Frenesi


Ele corria desesperadamente e sem rumo, as lágrimas desciam pelo seu rosto, tornando ainda mais difícil enxergar, mas não tinha importância. Nada daquilo realmente importava. Cruzou a rua no momento exato em que um clarão e um barulho de moto freando com força quase o atropelou. Renan caiu no chão, assustado.

- PELO O AMOR DE DEUS, VOCÊ ESTÁ BEM? – A voz feminina era de total preocupação, mas ele não conseguia ver de onde vinha, até ouvir o seu nome sendo chamado. – Renan? – Ele se levantou, lentamente e viu a sombra da mulher tomar forma. Era Missaire. – ME RESPONDE!

- E do que te importa como eu me sinto? Você me odeia! Eu me ODEIO! – E levantou, trôpego. Missaire o segurou pelo cotovelo, sendo encarada com muito desprezo. – De todas as pessoas do mundo você é a última que eu gostaria de encontrar. Você me lembra do quão podre eu sou por dentro e de como sou capaz de magoar as pessoas ao meu redor. Deve ser por isso que minha namorada ama meu melhor amigo e a minha prima também.

“Ele já sabe.” – Pensou Missaire, tensa. “E por que o sofrimento dele me dói?”

Movida por algo que não sentia há anos, ela o abraçou no meio da rua, ignorando as buzinas dos veículos querendo passar.

Pouco tempo depois, estavam na casa dela.

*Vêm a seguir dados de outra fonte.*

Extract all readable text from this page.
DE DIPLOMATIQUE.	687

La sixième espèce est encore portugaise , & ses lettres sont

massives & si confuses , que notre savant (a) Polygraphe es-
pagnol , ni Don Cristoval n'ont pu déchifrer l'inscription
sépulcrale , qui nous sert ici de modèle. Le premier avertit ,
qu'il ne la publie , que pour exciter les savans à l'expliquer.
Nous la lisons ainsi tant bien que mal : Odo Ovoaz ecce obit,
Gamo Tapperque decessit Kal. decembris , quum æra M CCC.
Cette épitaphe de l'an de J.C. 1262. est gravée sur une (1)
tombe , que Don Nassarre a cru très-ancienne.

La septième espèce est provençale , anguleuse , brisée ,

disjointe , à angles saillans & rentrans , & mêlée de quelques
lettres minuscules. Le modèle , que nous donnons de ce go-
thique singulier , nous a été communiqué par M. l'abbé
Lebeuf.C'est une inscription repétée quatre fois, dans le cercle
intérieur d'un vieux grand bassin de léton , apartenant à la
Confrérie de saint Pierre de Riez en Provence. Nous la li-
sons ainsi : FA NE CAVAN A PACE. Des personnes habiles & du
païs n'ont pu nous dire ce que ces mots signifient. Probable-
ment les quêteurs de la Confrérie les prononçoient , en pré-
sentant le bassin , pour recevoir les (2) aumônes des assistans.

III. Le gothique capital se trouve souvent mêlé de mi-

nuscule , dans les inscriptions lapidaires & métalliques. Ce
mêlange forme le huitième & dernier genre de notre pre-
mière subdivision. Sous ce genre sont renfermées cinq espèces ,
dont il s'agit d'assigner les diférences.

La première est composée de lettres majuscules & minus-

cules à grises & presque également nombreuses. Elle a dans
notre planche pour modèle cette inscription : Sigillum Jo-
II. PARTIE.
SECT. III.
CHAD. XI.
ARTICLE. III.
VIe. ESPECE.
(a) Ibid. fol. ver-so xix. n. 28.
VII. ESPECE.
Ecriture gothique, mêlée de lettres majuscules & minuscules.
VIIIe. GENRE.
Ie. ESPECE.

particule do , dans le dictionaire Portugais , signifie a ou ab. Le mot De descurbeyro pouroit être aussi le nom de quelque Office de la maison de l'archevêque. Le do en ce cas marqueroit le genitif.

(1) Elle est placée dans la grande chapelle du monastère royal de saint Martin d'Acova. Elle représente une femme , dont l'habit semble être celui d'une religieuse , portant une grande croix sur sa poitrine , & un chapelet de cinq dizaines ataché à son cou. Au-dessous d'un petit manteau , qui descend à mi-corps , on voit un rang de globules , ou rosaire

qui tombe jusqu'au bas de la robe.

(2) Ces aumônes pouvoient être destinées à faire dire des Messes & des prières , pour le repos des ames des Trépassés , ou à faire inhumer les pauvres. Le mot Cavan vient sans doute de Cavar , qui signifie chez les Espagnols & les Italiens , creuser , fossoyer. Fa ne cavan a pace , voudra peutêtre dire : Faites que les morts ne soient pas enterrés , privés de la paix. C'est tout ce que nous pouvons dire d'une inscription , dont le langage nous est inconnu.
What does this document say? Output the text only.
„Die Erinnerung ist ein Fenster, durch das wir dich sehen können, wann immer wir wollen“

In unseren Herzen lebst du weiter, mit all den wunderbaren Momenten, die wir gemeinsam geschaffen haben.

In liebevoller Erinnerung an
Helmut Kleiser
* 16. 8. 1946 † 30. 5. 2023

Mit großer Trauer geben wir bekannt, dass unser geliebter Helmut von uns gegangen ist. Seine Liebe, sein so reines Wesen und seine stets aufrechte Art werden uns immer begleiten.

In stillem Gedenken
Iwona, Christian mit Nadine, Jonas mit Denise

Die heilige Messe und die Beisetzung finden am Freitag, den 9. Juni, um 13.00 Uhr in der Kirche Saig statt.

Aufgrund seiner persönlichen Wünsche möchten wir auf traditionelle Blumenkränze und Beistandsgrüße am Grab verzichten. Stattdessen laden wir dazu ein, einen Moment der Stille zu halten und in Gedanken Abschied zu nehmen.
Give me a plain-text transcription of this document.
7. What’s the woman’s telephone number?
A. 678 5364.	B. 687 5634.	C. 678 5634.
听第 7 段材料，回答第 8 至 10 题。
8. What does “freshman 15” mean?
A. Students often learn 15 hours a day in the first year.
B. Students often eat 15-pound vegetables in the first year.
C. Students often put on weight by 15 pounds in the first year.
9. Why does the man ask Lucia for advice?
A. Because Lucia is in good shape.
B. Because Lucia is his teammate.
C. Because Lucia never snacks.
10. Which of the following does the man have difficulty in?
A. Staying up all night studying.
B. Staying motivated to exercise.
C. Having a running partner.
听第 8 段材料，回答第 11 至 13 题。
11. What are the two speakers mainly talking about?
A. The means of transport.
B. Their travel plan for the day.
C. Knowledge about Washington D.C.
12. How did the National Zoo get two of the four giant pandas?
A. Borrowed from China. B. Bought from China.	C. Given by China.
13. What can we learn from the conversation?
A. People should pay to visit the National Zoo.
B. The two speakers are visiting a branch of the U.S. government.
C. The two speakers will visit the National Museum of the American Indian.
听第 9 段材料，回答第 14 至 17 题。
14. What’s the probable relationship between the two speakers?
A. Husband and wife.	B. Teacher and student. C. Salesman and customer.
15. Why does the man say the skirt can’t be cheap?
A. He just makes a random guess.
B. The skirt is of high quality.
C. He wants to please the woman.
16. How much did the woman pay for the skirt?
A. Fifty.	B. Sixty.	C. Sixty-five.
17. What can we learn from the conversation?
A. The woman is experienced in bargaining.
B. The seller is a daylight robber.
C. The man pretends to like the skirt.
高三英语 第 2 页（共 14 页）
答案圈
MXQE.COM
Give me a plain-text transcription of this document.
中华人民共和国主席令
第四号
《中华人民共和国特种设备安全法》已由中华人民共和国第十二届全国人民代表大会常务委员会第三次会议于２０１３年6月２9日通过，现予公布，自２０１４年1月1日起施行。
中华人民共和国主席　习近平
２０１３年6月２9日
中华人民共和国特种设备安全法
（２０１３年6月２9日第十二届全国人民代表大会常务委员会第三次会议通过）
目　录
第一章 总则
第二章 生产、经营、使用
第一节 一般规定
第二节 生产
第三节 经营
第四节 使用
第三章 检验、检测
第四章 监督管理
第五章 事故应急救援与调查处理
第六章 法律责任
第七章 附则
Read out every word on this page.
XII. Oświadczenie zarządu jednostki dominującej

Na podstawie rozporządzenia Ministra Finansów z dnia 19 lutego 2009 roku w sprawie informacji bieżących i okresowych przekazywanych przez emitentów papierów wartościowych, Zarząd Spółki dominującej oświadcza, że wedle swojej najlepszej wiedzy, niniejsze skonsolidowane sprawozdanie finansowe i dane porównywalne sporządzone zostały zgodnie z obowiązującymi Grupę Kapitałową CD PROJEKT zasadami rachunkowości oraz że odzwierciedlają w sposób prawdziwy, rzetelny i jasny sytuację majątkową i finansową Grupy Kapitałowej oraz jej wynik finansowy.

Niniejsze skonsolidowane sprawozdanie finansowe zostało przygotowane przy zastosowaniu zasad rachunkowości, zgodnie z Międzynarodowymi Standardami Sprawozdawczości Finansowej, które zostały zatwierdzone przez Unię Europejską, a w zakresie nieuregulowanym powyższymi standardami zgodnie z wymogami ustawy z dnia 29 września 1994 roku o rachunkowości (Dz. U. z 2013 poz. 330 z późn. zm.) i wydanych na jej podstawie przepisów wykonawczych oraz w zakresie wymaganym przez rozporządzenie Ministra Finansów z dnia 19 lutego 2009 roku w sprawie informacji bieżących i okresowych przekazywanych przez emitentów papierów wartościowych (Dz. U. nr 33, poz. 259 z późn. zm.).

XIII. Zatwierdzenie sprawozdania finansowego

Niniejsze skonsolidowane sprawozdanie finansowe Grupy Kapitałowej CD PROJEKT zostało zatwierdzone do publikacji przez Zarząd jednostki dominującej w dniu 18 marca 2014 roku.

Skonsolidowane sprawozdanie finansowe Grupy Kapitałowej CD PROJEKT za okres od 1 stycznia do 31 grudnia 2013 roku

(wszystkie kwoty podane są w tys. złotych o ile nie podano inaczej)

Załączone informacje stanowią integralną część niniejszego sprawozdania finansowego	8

“Olha o que você está fazendo consigo mesma, Missaire”. – Uma voz cheia de julgamentos a cutucava insistentemente. “Você está diante do seu passado, o ouvindo dizer sobre duas outras pessoas sem perceber o quanto ele te magoou.” Ela queria ser forte. Queria, sim, expulsar Renan, mas foi traída por seus próprios sentimentos e não conseguia ter controle de seu próprio corpo ou emoções.

- (...) E o pior é que tudo isso é a minha culpa. Tudo estava ali, diante dos meus olhos e eu ignorei porque não fazia sentido.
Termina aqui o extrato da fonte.